Mina assentiu mecanicamente. Sentia-se anestesiada e incapaz de proferir qualquer palavra coerente, suas pernas tremiam e ela precisou agarrar-se à barra. A professora sorriu.

— Você já pode ir hoje. Posso ver que tem muito sobre o que pensar e eu não quero te sobrecarregar ainda mais... Pense com cuidado sobre essa apresentação, Mina. Ela será feita na própria matriz... Se você passar, vai se apresentar na Inglaterra.

***

Mina entrou silenciosamente no apartamento. Retirou os sapatos e calçou as pantufas, tirou o blazer do uniforme e pendurou-o num gancho ao lado da porta. Sana estava na sala assistindo um anime qualquer e assustou-se quando Mina apareceu do nada.

— Jesus! Virou um fantasma, andando por aí sem fazer barulho? - Colocou a mão no coração.

— Desculpe, Sana-chan.

— Minari, você está muito mais pálida do que o normal! Está se sentindo bem? - Sana levantou-se, preocupada. - É por isso que chegou mais cedo?

— Estou e não estou... Eu recebi uma notícia e não sei bem como reagir a ela ainda. Quando estiver com os pensamentos organizados, eu venho conversar com você, tudo bem?

Sana assentiu, ainda meio assustada.

Mina foi para o quarto, onde tirou o uniforme lentamente, sendo invadida por uma sensação de déja vu pelo dia anterior. Colocou o pijama e deitou-se, cobrindo-se até as orelhas. Ela queria dormir e sonhar logo.

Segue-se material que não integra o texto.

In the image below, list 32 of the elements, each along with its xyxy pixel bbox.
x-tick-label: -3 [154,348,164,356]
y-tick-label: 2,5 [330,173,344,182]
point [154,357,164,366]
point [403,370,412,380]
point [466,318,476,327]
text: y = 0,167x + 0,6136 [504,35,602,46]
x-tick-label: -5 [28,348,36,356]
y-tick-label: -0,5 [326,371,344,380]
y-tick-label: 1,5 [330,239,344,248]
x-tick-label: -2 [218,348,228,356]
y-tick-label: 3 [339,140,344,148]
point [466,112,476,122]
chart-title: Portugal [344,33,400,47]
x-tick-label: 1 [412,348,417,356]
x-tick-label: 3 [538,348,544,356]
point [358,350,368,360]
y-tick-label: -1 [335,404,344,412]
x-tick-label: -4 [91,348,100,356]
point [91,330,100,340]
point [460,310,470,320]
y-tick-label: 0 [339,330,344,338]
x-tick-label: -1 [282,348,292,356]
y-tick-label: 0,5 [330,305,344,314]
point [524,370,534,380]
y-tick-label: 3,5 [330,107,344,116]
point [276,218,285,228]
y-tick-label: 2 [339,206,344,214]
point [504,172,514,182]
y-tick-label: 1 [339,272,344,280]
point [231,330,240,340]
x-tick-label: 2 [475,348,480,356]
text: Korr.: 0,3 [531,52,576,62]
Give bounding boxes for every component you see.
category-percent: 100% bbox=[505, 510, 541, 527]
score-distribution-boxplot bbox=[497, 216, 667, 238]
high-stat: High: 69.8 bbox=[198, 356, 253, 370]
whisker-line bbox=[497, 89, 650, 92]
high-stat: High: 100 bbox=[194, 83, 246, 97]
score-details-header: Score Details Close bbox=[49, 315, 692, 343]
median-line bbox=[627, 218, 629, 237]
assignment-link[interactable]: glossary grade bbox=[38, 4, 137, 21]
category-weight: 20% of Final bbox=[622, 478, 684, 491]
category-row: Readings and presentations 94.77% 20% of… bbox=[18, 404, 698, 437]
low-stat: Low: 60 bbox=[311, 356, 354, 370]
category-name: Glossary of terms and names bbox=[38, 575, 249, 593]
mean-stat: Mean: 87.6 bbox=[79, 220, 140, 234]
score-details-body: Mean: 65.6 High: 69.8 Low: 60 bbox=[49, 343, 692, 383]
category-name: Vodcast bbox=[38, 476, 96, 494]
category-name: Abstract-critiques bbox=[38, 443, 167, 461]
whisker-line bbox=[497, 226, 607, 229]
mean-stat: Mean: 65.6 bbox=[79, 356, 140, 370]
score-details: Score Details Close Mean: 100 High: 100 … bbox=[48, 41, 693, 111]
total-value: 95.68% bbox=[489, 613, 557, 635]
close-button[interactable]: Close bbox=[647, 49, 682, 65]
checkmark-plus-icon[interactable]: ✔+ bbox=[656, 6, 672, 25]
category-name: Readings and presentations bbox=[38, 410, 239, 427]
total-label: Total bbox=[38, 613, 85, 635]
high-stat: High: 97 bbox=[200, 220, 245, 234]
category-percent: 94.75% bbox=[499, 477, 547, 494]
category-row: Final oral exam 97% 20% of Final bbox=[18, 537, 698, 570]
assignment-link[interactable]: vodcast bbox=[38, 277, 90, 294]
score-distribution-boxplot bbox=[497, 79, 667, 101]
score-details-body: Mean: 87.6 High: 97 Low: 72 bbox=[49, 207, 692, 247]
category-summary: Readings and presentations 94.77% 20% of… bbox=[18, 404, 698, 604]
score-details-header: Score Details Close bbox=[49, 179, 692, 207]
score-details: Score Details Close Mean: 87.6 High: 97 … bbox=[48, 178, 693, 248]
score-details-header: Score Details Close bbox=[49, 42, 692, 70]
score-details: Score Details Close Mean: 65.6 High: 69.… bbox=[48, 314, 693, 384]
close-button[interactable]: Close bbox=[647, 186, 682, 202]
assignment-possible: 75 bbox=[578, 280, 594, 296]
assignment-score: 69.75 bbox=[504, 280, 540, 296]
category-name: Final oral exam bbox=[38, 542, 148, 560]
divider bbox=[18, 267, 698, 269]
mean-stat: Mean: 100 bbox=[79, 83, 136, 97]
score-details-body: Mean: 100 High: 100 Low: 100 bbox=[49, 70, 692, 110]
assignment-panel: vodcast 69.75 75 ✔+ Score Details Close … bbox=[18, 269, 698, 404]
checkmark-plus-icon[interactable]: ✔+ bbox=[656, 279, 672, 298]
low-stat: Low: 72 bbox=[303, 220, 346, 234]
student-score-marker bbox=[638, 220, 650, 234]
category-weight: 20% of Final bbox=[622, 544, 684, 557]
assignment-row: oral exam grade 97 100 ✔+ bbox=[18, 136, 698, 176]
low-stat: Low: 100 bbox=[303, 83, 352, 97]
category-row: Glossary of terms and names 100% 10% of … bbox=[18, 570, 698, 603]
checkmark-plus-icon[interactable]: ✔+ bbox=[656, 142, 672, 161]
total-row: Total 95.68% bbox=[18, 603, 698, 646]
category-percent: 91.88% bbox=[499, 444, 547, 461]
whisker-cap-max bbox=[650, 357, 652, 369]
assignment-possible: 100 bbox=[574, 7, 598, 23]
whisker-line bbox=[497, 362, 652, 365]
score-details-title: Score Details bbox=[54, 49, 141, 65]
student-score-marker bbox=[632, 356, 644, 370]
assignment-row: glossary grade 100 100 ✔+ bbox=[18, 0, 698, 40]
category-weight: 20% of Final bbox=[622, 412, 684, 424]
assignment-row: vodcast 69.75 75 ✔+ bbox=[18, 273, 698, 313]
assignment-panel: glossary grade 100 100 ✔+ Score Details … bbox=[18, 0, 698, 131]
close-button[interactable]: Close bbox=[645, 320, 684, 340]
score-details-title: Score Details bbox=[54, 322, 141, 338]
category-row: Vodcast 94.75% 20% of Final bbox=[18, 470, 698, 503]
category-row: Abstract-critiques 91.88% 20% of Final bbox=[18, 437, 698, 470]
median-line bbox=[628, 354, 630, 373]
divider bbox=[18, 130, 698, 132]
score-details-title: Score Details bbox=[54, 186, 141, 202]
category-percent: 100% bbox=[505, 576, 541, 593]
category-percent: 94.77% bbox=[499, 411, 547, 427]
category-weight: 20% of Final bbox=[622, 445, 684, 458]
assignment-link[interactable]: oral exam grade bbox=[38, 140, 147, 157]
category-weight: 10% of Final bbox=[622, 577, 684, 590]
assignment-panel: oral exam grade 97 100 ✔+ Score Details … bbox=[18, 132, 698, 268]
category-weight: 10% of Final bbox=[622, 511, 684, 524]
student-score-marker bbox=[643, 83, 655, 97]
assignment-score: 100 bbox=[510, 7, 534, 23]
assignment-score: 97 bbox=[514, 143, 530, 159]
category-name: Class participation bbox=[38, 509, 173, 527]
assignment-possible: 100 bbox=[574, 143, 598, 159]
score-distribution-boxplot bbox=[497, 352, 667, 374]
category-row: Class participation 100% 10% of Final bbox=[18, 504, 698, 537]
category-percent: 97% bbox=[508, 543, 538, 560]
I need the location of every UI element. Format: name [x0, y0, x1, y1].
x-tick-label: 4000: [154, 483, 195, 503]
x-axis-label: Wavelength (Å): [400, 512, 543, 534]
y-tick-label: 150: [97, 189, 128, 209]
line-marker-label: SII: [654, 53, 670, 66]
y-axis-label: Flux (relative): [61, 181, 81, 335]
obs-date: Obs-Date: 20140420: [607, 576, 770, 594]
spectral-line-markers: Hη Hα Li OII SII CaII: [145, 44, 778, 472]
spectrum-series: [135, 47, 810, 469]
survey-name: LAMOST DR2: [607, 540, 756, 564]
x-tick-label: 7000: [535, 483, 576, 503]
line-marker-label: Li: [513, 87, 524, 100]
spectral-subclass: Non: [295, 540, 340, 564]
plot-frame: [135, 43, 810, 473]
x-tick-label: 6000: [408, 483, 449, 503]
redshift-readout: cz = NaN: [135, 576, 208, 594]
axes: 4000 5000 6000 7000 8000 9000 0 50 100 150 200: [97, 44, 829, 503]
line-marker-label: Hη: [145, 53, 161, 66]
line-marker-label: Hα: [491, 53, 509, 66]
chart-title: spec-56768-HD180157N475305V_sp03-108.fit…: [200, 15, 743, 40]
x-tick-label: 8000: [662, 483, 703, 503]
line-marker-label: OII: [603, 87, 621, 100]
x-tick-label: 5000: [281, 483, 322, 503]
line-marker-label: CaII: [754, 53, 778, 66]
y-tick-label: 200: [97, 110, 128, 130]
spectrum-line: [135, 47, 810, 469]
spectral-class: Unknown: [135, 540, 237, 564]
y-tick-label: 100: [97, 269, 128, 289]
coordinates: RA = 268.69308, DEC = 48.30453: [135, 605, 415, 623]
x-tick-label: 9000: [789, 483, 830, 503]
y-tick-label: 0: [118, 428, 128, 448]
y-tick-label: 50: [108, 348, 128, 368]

A garota, aquela garota tornava tudo mais fácil para si. Só queria vê-la por alguns minutos e que ela lhe dissesse que tudo ficaria bem, mesmo que agora Mina sentisse que estava chegando em um ponto decisivo de sua vida e tudo seria mais difícil. Seu coração apertou-se repentinamente e as lágrimas chegaram a seus olhos, Mina não sabia se de felicidade, frustração, medo. Ela sentia uma onda de coisas que não sabia como classificar, e a única coisa que ela queria sentir agora era a calma e a paz que a presença da menina de seus sonhos trazia.

Mas o que era tão fácil à noite, de manhã seria um enorme obstáculo e agora ela sabia disso.